The fact that Brexit is steadily becoming a reality gives Murray a golden opportunity to allow history to catch up with his monstrous creation.
“When I started doing the act, Eurolunacy was reassuringly not mainstream,” Murray recalls.
“It was something a bit bonkers that you could challenge quite easily.
“There’s this core hallucination at the heart of it that people are still fighting the Second World War, treating our closest trading partners and allies and people we have so much in common with as though they are the enemy.
“When I started in the 90s, all that was on the fringes but now it’s in the mainstream, so finally my act is speaking truth to power.”
While you’d imagine the Pub Landlord to be gleeful the Leave campaign was victorious last June (though in actuality, parts of the new touring show Let’s Go Backwards Together suggests he’s adopted a more nuanced attitude towards a Brexitshaped Britain), the man who pulls the strings of this numbskulled bigot is aghast at the EU referendum result – though not, perhaps, for reasons you’d have imagined.
“I’ve got a company in Manchester that makes drums,” states Murray.
“We’re the British Drum Company and we’ve been going a year and a half.
“Interestingly, if you express an opinion about Brexit, you immediately have people going “well, you’re an arty lefty liberal” and all that.
“But I’m coming from it as someone who part owns a small manufacturing company that relies on the import of some materials and export of our goods, and not because I’m on the telly a bit.

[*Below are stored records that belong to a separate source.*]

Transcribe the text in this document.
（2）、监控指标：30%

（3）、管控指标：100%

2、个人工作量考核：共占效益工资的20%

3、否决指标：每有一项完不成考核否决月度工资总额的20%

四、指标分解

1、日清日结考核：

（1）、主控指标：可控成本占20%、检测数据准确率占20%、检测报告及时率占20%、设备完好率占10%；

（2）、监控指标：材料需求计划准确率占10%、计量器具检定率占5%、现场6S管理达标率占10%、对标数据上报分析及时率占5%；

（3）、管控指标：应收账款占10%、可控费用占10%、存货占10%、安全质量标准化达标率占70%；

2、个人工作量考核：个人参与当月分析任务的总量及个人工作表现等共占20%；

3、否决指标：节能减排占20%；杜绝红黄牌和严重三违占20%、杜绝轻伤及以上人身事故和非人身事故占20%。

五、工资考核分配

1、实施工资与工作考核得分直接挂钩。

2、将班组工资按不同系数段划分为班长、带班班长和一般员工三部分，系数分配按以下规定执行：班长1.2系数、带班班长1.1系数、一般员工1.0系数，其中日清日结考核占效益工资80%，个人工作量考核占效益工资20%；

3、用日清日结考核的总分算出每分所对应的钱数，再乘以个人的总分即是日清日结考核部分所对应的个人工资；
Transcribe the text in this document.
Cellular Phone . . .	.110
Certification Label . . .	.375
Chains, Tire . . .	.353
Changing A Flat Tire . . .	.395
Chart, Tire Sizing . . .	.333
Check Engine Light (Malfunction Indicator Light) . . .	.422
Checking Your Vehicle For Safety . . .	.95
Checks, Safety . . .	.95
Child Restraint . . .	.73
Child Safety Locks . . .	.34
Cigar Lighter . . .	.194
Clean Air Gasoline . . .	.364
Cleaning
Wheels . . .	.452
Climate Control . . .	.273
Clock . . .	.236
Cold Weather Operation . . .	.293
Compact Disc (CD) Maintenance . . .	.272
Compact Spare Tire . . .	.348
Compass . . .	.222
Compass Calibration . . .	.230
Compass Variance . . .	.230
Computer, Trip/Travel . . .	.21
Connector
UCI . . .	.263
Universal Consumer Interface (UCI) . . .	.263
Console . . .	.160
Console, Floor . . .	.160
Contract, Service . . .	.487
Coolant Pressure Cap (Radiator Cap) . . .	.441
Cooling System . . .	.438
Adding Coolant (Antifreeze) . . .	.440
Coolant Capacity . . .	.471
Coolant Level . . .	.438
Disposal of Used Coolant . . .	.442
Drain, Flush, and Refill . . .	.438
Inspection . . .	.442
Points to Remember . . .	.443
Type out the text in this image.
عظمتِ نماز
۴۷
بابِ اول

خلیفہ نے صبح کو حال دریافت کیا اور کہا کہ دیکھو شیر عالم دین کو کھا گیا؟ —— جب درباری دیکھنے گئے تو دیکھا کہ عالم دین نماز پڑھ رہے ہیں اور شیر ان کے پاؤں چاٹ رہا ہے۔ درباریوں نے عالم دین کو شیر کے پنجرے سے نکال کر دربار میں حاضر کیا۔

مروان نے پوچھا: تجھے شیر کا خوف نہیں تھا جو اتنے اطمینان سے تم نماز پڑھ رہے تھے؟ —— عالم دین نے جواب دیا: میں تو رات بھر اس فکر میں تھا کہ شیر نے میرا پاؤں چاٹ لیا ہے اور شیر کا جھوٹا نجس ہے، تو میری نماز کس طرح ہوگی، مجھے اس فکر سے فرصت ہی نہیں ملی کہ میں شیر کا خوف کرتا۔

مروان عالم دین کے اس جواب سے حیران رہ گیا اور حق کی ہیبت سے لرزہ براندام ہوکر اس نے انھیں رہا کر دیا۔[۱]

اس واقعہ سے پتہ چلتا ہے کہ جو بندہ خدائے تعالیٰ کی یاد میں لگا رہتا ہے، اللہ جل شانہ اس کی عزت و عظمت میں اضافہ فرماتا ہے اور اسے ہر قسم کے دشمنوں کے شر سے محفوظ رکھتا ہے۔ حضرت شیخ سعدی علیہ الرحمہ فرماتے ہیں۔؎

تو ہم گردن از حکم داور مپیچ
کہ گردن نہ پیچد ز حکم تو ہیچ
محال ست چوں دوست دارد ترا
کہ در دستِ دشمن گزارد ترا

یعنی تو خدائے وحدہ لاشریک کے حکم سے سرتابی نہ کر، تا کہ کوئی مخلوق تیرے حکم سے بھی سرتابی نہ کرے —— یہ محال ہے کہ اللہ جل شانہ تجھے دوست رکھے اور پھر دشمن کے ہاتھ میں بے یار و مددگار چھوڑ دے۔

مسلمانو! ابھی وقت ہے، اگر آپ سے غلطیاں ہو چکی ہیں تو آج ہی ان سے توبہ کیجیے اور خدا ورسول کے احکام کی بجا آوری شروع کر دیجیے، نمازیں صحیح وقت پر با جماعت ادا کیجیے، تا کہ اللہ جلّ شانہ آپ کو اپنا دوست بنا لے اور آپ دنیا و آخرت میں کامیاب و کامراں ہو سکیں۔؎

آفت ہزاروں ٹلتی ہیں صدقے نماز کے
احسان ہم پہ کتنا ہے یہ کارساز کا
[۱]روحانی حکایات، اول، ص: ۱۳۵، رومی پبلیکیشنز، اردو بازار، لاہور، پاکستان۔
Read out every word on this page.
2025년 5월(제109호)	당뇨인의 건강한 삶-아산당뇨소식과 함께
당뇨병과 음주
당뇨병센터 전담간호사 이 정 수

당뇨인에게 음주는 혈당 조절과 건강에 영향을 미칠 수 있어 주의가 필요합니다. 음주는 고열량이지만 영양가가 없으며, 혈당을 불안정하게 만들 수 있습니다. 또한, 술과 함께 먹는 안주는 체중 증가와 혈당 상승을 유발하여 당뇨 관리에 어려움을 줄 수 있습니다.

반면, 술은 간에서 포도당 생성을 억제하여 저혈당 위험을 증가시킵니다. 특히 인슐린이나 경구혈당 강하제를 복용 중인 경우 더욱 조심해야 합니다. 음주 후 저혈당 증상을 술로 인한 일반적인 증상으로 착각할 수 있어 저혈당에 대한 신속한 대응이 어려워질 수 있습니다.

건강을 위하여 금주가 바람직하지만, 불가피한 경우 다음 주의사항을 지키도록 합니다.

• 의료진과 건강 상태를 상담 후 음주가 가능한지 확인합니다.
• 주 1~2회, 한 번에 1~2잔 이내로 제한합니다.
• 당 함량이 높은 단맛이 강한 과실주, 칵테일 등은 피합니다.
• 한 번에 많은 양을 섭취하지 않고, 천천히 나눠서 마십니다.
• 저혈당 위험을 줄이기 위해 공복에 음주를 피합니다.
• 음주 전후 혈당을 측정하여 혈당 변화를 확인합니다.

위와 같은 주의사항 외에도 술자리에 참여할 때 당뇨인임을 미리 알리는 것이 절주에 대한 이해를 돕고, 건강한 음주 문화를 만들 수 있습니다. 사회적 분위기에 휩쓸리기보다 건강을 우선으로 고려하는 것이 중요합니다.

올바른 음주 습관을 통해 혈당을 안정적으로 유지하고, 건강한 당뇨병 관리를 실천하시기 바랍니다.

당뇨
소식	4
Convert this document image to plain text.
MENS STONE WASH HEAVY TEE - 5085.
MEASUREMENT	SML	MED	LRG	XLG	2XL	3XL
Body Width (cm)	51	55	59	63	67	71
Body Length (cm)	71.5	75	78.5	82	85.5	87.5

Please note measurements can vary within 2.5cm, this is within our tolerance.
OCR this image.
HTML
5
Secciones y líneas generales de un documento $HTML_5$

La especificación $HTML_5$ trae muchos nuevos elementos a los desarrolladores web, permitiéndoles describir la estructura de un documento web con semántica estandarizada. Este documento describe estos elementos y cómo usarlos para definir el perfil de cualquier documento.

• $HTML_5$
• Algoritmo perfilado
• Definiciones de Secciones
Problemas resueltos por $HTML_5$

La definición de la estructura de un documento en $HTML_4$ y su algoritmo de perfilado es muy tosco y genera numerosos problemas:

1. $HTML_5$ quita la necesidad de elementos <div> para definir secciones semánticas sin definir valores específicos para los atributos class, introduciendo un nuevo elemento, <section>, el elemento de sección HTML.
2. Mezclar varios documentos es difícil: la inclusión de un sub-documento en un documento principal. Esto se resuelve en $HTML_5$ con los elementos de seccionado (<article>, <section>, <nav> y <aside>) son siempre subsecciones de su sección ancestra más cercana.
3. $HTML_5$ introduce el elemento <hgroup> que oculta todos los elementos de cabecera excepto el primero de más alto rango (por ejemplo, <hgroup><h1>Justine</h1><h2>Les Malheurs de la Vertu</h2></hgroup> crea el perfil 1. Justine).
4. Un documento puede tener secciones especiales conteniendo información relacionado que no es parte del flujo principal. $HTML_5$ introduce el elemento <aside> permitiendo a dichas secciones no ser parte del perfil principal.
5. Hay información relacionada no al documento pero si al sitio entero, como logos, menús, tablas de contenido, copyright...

“That gives me a different angle, so it’s not just ‘isn’t Nigel Farage awful?’, it’s ‘why are you playing roulette with the economy?’”
Of course, another leave/remain ballot is on the agenda in Scotland as the Pub Landlord prepares to wax comical on his attitudes towards Nicola Sturgeon and her independence-chasing government.
He has stomped roughshod through the debate over Yes/No before (in his 2012 show, The Only Way Is Epic) but it’s time to confront this topic once more.
“I’d not be doing my job properly if I refused to tackle it,” insists Murray.
“One of the things I’ve learned is that if you pussyfoot around when playing Scotland, people smell it a mile off.
“And also, people need to be able to laugh at things or we’d just all go mad.”